Merced systems were originally expected in 1997 or 1998; Intel has
already publicly announced a six-month delay for Merced, pushing it into mid-2000, and has missed internal targets for packaging issues, support circuitry, architecture and the like, sources said.

"No one will acknowledge [the internal delays] because, technically, it's not a slip until you publicly have to restate your schedule," said a source familiar with the development timetable.

The delays have frustrated HP, partly because some setbacks resulted
from problems in areas where HP's expertise exceeds Intel's--problems
that might have been fixed sooner.

Intel had its own issues early on with HP, which quietly talked up the
architecture's performance despite its pledge not to discuss the project and the fact that a viable product was years away.

"This was a contentious point," the Intel source said. "It wasn't time to talk about the capability because [the instruction set] wasn't even defined."

The two companies continue to walk a fine line in their relationship: HP is itching to get more credit for the development of Merced and McKinley, while Intel does not want to alienate its OEMs by creating a perception that it is favoring HP.

"This was a big concern about two years ago, but if [OEMs] weren't
reasonably convinced that we've created a level playing field, they
wouldn't all be participating," Intel's Curry said.

HP, for its part, does not want to continue in its chip-maker role beyond McKinley. Instead, it is turning its focus to compiler technology and sophisticated system design, through which it hopes to gain an edge over the throng of companies also working on IA-64 servers and workstations.

That's a role that seems to suit both sides well.

"We can focus our energy on developing chips, and [HP can focus] on
systems," Yu said. "We made investments in big wafer fabs, and HP
preferred not to."

The basic architecture upon which IA-64 is based is expected to last
about 20 years. HP and Intel's co-development contract has no hard
cutoff date, so it's possible the two could collaborate again--one center stage, the other in the shadows--on post-McKinley projects.

And despite HP executives' desire to get more credit for their
behind-the-scenes work, at least one ranking official understands the role Intel must play in promoting its next-generation platform.

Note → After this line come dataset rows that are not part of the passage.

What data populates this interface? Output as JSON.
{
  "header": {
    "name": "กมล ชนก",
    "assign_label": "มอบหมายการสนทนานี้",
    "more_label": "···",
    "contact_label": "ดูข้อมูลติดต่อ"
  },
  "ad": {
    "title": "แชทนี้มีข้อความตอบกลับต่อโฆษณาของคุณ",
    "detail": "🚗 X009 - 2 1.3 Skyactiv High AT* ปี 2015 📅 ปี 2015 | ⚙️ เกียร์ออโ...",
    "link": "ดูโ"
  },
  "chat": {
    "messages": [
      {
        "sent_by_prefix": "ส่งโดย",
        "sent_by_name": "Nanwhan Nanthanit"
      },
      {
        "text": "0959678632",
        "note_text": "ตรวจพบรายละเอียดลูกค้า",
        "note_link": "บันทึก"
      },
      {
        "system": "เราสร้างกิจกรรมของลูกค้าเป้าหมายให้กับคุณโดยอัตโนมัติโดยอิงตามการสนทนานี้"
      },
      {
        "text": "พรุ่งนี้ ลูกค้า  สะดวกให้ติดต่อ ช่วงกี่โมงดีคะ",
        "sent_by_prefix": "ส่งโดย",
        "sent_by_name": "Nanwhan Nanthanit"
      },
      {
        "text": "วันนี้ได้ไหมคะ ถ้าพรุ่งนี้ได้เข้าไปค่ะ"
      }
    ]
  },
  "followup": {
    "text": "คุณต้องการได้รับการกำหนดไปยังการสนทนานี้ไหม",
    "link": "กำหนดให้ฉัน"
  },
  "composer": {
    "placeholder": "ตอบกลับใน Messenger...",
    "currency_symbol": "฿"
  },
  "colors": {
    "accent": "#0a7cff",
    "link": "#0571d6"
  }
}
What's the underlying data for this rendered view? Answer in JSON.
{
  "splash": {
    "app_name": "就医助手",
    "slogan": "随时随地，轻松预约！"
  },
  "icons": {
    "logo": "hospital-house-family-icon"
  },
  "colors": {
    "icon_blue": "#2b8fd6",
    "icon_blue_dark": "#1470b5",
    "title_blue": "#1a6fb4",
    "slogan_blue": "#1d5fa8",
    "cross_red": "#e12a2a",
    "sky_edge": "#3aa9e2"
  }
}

"The future of IA-64 will depend on people seeing this as an Intel-led, Intel-driven standard," Davis said. "Working with them was our heart's desire, and we got lucky."



To: QwikSand who wrote (11705)11/16/1998 10:41:00 PM
From: treetopflier  Read Replies (2) | Respond to of 64865
 
<Right now, Sun is pretty much alone>

Guess you haven't been on the SQNT thread lately. I had pretty much written them off as dead too.

No so. SQNT is back. Doubt they'll ever regain the mind-share they had in the early 90's, but the performance is there and the clusters are certainly there too. Dual support for NT and dymanic online reconfiguration I haven't seen mentioned in any recent Sun announcements.

I don't see SQNT stealing significant market share from Sun, but your comment about them being alone would be challenged by the die hard Sequent followers. Their new boxes are killers.